Bashir had promised to go to Beirut with the money Ranga was paying him, to bid on the scroll. The effort might avail him, might even prove what Ranga and Bashir both believed about Adam and the Garden, though for vastly different reasons. But now Ranga thought — he hoped — it was no longer necessary. The tablet was all that mattered.
“Let me see it.”
Bashir slid the satchel toward him. Ranga opened it. He could see the brownish stone inside and could just make out the carving.
Ranga took a breath and held it. He was so close he could feel it. The end of a quest that had driven him to madness was growing near.
Glancing up, he noticed Bashir’s eye shift. Bashir was looking past him, focusing on a spot near the center of the tower. A look of fear grew on his face.
“You’ve been reckless,” Bashir whispered.
Ranga began to turn.
“Don’t,” Bashir said.
Ranga straightened up, placed the computer case down, and reached into his pocket. Craning his neck around just far enough to see, he spotted four gendarmes spreading out through the crowd. Reflective vests marked them. Their hands rested on holstered weapons as if they expected a fight.

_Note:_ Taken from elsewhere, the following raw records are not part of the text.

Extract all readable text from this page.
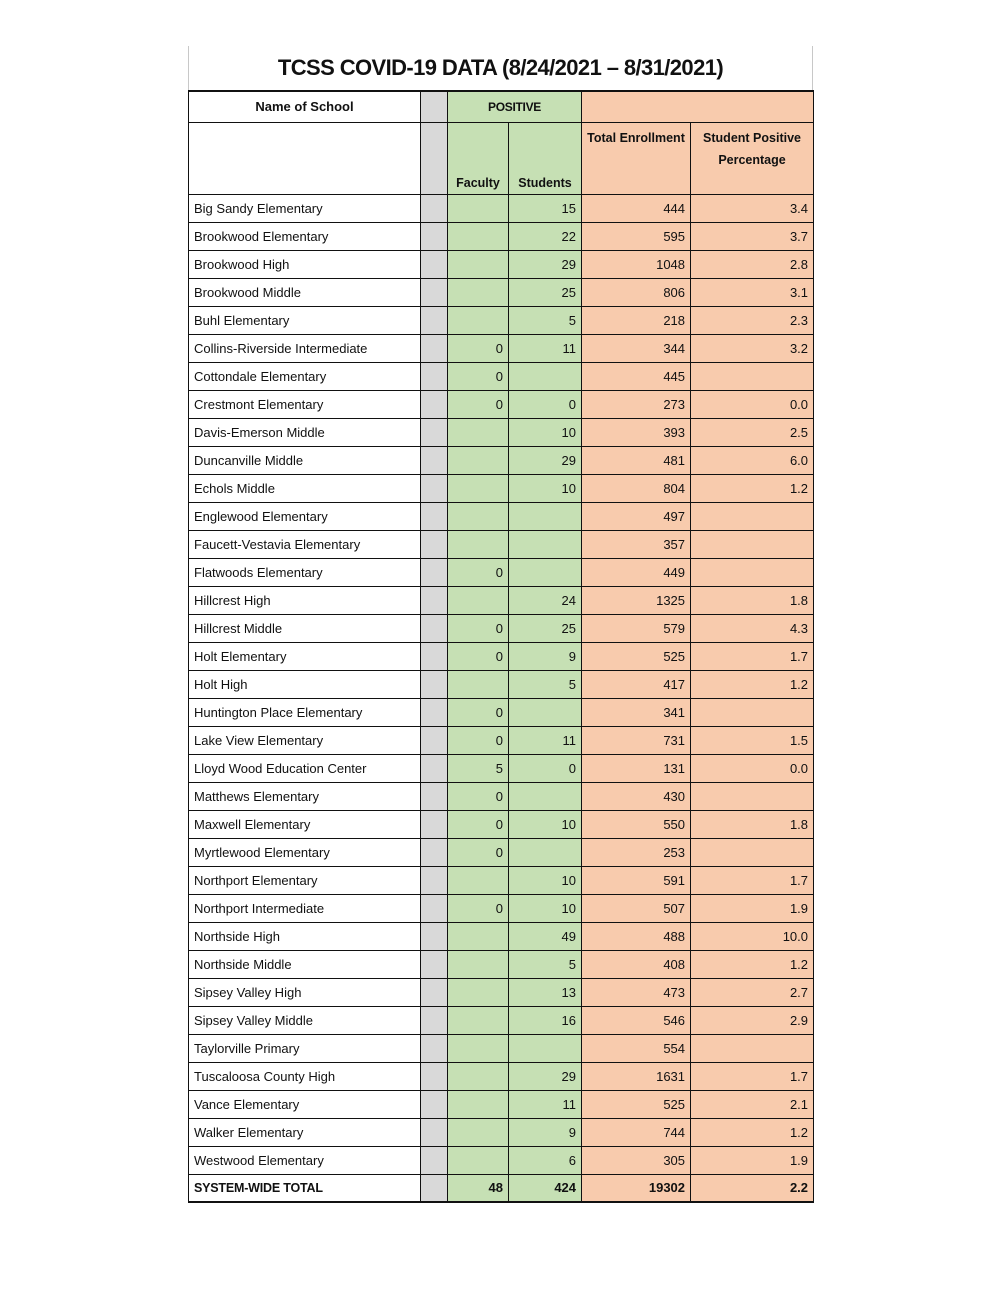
TCSS COVID-19 DATA (8/24/2021 – 8/31/2021)
Name of School		POSITIVE			
		Faculty	Students	Total Enrollment	Student Positive Percentage
Big Sandy Elementary			15	444	3.4
Brookwood Elementary			22	595	3.7
Brookwood High			29	1048	2.8
Brookwood Middle			25	806	3.1
Buhl Elementary			5	218	2.3
Collins-Riverside Intermediate		0	11	344	3.2
Cottondale Elementary		0		445	
Crestmont Elementary		0	0	273	0.0
Davis-Emerson Middle			10	393	2.5
Duncanville Middle			29	481	6.0
Echols Middle			10	804	1.2
Englewood Elementary				497	
Faucett-Vestavia Elementary				357	
Flatwoods Elementary		0		449	
Hillcrest High			24	1325	1.8
Hillcrest Middle		0	25	579	4.3
Holt Elementary		0	9	525	1.7
Holt High			5	417	1.2
Huntington Place Elementary		0		341	
Lake View Elementary		0	11	731	1.5
Lloyd Wood Education Center		5	0	131	0.0
Matthews Elementary		0		430	
Maxwell Elementary		0	10	550	1.8
Myrtlewood Elementary		0		253	
Northport Elementary			10	591	1.7
Northport Intermediate		0	10	507	1.9
Northside High			49	488	10.0
Northside Middle			5	408	1.2
Sipsey Valley High			13	473	2.7
Sipsey Valley Middle			16	546	2.9
Taylorville Primary				554	
Tuscaloosa County High			29	1631	1.7
Vance Elementary			11	525	2.1
Walker Elementary			9	744	1.2
Westwood Elementary			6	305	1.9
SYSTEM-WIDE TOTAL		48	424	19302	2.2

“The Sûreté,” Bashir whispered.
Ranga recognized one of them and felt a wave of fear shoot through him like flash of pain. “Not the police,” he said. “It is them. They have come for me.”
“Surely they wouldn’t—”
“They would do anything,” Ranga said.
He pushed the computer bag filled with cash toward Bashir and grabbed for the package. If he could just find a way back into the crowd and down he could—
He took a step but a heavy hand fell on his shoulder like a claw. It spun him around. Ranga placed the satchel down, raised one hand in surrender, and almost simultaneously reached into his pocket and pressed the trigger of his little weapon.

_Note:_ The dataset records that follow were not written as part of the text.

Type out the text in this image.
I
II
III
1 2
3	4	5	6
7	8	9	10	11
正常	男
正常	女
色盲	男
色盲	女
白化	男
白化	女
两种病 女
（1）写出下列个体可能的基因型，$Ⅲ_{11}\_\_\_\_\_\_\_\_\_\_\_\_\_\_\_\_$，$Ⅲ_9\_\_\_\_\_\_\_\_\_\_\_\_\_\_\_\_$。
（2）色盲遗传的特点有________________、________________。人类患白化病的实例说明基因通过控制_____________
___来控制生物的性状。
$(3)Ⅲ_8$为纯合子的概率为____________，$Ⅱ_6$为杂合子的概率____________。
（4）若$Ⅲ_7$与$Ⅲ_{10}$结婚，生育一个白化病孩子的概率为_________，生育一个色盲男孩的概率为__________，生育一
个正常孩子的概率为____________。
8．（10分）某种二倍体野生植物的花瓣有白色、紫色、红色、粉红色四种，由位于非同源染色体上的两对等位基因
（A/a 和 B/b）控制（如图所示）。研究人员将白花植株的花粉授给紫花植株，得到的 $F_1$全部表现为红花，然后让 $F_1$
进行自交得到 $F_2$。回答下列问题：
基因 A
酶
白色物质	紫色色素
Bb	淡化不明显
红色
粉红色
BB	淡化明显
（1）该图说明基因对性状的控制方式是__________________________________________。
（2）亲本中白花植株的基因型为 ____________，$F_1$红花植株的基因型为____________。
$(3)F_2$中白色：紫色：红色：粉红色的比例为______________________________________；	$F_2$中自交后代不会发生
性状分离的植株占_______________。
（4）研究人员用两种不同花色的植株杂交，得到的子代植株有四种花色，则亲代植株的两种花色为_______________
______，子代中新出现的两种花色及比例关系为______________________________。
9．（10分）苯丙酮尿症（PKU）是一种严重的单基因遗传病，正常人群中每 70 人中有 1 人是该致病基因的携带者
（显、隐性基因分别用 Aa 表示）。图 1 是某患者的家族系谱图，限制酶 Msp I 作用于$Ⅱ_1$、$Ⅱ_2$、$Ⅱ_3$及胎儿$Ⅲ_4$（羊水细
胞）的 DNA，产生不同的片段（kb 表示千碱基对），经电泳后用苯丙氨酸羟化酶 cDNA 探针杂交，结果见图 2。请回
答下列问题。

The gunshot echoed through the observation deck. The crowd jumped. The “policeman” fell backward bleeding and clutching his abdomen.
The tourists screamed at the sight and bolted for the elevators and stairwell.
Ranga’s hand and side burned from the blast and he stood in foolish shock at what he had done. As the crowd raced around him, he sought a way out. He grabbed the package and tried to move, but more shots rang out. Bullets flew in his direction, forcing him to dive and take cover.